13. Extrait de l'arrêt du 4 mars 1993 dans la cause S. contre Caisse cantonale vaudoise de compensation et Tribunal des assurances du canton de Vaud

Regeste

Art. 52 LAVS, art. 81 RAVS, art. 103 let. a OJ. Lorsque la caisse de compensation a dirigé son action contre plusieurs débiteurs solidaires, et que la juridiction cantonale a admis la responsabilité d'un seul d'entre eux, celui-ci a un intérêt digne de protection à recourir contre le jugement cantonal, dans la mesure où la responsabilité des autres débiteurs actionnés par la caisse de compensation a été niée.

Considérants

5.

Dans son recours, A. S. conteste que C. K. et R. W. n'aient joué qu'un rôle secondaire dans la gestion de la société et conclut, subsidiairement, à ce que la responsabilité de ces administrateurs soit reconnue engagée de manière solidaire avec la sienne.

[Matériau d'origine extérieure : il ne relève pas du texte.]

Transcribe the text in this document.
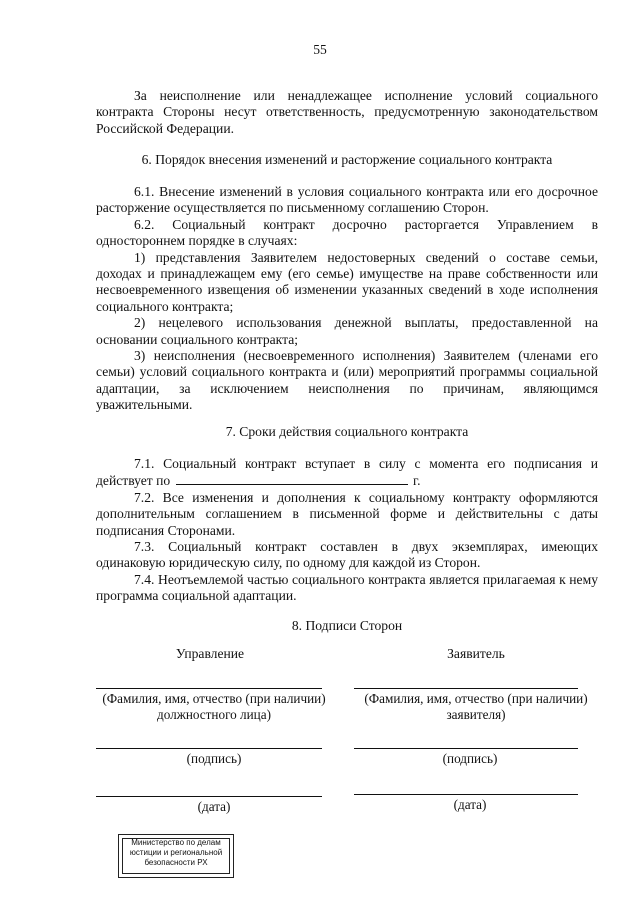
55

За неисполнение или ненадлежащее исполнение условий социального контракта Стороны несут ответственность, предусмотренную законодательством Российской Федерации.

6. Порядок внесения изменений и расторжение социального контракта

6.1. Внесение изменений в условия социального контракта или его досрочное расторжение осуществляется по письменному соглашению Сторон.

6.2. Социальный контракт досрочно расторгается Управлением в одностороннем порядке в случаях:

1) представления Заявителем недостоверных сведений о составе семьи, доходах и принадлежащем ему (его семье) имуществе на праве собственности или несвоевременного извещения об изменении указанных сведений в ходе исполнения социального контракта;

2) нецелевого использования денежной выплаты, предоставленной на основании социального контракта;

3) неисполнения (несвоевременного исполнения) Заявителем (членами его семьи) условий социального контракта и (или) мероприятий программы социальной адаптации, за исключением неисполнения по причинам, являющимся уважительными.

7. Сроки действия социального контракта

7.1. Социальный контракт вступает в силу с момента его подписания и действует по	г.

7.2. Все изменения и дополнения к социальному контракту оформляются дополнительным соглашением в письменной форме и действительны с даты подписания Сторонами.

7.3. Социальный контракт составлен в двух экземплярах, имеющих одинаковую юридическую силу, по одному для каждой из Сторон.

7.4. Неотъемлемой частью социального контракта является прилагаемая к нему программа социальной адаптации.

8. Подписи Сторон
Управление
(Фамилия, имя, отчество (при наличии)
должностного лица)
(подпись)
(дата)
Заявитель
(Фамилия, имя, отчество (при наличии)
заявителя)
(подпись)
(дата)
Министерство по делам
юстиции и региональной
безопасности РХ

a) D'après la jurisprudence constante relative aux art. 52 LAVS et 81 al. 1 RAVS, qui consacrent une responsabilité pour faute résultant du droit public (ATF 108 V 193 consid. 2b), il incombe uniquement à la caisse de compensation de décider si elle attaquera un employeur pour lui demander la réparation du dommage subi. S'il existe une pluralité de responsables, elle jouit d'un concours d'actions et le rapport interne entre les coresponsables ne la concerne pas; si elle ne peut prétendre qu'une seule fois la réparation, chacun des débiteurs répond solidairement envers elle de l'intégralité du dommage et il lui est loisible de rechercher tous les débiteurs, quelques-uns ou un seul d'entre eux, à son choix (ATF 108 V 195 consid. 3). Cependant, cette jurisprudence ne vise que les rapports juridiques qui existent entre la caisse de compensation et l'employeur: elle ne restreint en aucune manière le droit de ce dernier d'intenter, le cas échéant, une action récursoire contre un tiers qui n'a pas été mis en cause selon la procédure prévue par l'art. 81 RAVS (ATF ATF 112 V 263 consid. 2b).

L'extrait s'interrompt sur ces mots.